Three women in love are shaken. And a museum exhibit faces collapse.

With a play title of Seven Homeless Mammoths Wander New England you might expect a trek into science fiction or echoes of Thornton Wilder’s The Skin of Our Teeth.  

But rather, as you’ll learn in SNAP Productions’ staging of Madeleine George’s script, it has something to do with a questionable exhibition in a small college town’s natural history museum, subject of an emerging local crisis.

Most on exhibit, though, is a different display involving evolving human relationships.  A love triangle among three women. Lesbians, yes. An issue? No. The university’s fiftyish Dean Wreen, having split with equally aged mate, Greer, lives instead with a young former student, Andromeda, who claims that they have an “alternative kinship relationship.” But Greer, suffering from cancer, is offered solace by being invited to move back in. Shades and shadows of mortality hover. 

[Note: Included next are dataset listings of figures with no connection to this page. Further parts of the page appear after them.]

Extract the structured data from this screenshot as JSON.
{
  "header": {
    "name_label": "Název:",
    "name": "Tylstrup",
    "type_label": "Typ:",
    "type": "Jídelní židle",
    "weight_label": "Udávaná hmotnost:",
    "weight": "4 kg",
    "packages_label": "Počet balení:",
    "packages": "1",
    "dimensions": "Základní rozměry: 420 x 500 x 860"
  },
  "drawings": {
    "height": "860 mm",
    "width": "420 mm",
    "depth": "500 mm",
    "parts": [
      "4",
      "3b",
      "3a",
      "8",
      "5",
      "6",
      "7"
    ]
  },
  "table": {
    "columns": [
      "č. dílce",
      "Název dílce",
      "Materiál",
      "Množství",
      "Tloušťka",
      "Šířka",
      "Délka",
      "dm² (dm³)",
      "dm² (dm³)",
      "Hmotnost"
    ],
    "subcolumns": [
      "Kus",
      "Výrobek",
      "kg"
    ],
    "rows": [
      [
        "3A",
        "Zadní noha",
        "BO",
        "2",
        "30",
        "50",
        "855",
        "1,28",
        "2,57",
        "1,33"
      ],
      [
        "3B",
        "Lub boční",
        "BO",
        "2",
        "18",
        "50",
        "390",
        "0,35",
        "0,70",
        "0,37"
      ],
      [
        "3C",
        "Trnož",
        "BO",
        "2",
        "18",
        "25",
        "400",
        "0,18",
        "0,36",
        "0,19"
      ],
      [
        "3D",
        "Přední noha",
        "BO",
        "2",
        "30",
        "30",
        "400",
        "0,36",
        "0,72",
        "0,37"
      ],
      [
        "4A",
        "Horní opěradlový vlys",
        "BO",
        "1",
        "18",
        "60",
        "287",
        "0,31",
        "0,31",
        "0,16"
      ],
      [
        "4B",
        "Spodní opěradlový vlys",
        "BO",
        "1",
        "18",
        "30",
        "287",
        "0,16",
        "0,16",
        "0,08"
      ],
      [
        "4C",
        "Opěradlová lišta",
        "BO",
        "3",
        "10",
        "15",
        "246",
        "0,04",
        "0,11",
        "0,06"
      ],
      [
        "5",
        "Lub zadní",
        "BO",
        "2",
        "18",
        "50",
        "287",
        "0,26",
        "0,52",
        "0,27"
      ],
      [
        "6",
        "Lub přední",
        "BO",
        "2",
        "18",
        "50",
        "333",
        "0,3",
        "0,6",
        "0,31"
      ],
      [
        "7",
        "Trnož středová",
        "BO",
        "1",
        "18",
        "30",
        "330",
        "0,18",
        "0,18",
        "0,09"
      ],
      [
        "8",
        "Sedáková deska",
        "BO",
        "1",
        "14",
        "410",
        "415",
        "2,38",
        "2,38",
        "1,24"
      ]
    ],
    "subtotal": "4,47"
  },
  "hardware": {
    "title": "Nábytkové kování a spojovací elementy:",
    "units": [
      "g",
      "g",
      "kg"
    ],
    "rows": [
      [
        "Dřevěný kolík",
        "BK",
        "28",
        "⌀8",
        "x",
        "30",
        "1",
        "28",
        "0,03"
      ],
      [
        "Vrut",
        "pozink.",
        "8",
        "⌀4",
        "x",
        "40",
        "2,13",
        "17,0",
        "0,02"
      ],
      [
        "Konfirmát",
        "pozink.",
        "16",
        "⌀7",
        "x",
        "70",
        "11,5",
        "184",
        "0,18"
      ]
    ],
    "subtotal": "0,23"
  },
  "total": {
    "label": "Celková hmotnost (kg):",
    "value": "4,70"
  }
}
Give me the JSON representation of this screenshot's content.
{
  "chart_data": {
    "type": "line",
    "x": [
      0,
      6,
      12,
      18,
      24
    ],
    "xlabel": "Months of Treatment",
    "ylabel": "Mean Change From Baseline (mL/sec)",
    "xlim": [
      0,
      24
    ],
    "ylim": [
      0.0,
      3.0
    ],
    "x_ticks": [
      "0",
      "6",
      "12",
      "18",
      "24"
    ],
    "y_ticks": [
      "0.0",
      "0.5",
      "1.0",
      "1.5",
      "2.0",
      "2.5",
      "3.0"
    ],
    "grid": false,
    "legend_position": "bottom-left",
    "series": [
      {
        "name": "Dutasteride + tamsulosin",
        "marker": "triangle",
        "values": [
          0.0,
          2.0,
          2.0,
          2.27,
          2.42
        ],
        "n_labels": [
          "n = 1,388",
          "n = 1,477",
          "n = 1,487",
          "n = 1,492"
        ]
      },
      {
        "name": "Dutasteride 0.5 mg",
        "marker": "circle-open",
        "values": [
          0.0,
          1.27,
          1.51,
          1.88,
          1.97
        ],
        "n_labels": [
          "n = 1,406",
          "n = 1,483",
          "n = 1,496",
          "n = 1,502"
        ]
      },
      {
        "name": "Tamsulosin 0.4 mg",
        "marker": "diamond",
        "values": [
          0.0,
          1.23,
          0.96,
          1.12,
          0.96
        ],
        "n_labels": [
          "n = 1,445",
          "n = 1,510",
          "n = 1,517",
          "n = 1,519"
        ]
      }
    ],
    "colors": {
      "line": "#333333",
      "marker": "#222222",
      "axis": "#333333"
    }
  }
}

In this six-character dramedy from 2013, the tight little community is in a state of shock. Not only about the domestic arrangement, but also about university plans to save money by closing the run-down museum.

Madeleine George has “a clear talent for mining the fun from those earnest and well-educated folk who populate small college towns,” according to the Chicago Tribune. The review also calls this “an exceedingly funny play…subtle, dry, quirky.”  

The (curious case of the) Watson Intelligence by the playwright was a finalist for a Pulitzer Prize and won an Outer Critics Circle John Gassner Memorial Playwriting Award. Her Precious Little and The Zero Hour were Lambda Literary Award finalists. George is an alum of the Soho Rep Writer/Director Lab, the Lark Playwrights’ Workshop, the Clubbed Thumb Writers Group, and a founding member of the Obie-Award-winning playwrights collective 13P (Thirteen Playwrights, Inc.).

A natural history, sure. Age old.

Seven Homeless Mammoths Wander New England runs May 26-June 19 at SNAP! Productions, 3225 California Street Thurs-Sat. 8 p.m. Sun: 6 p.m. Sun. March 27 2 p.m. Tickets: $10-$15.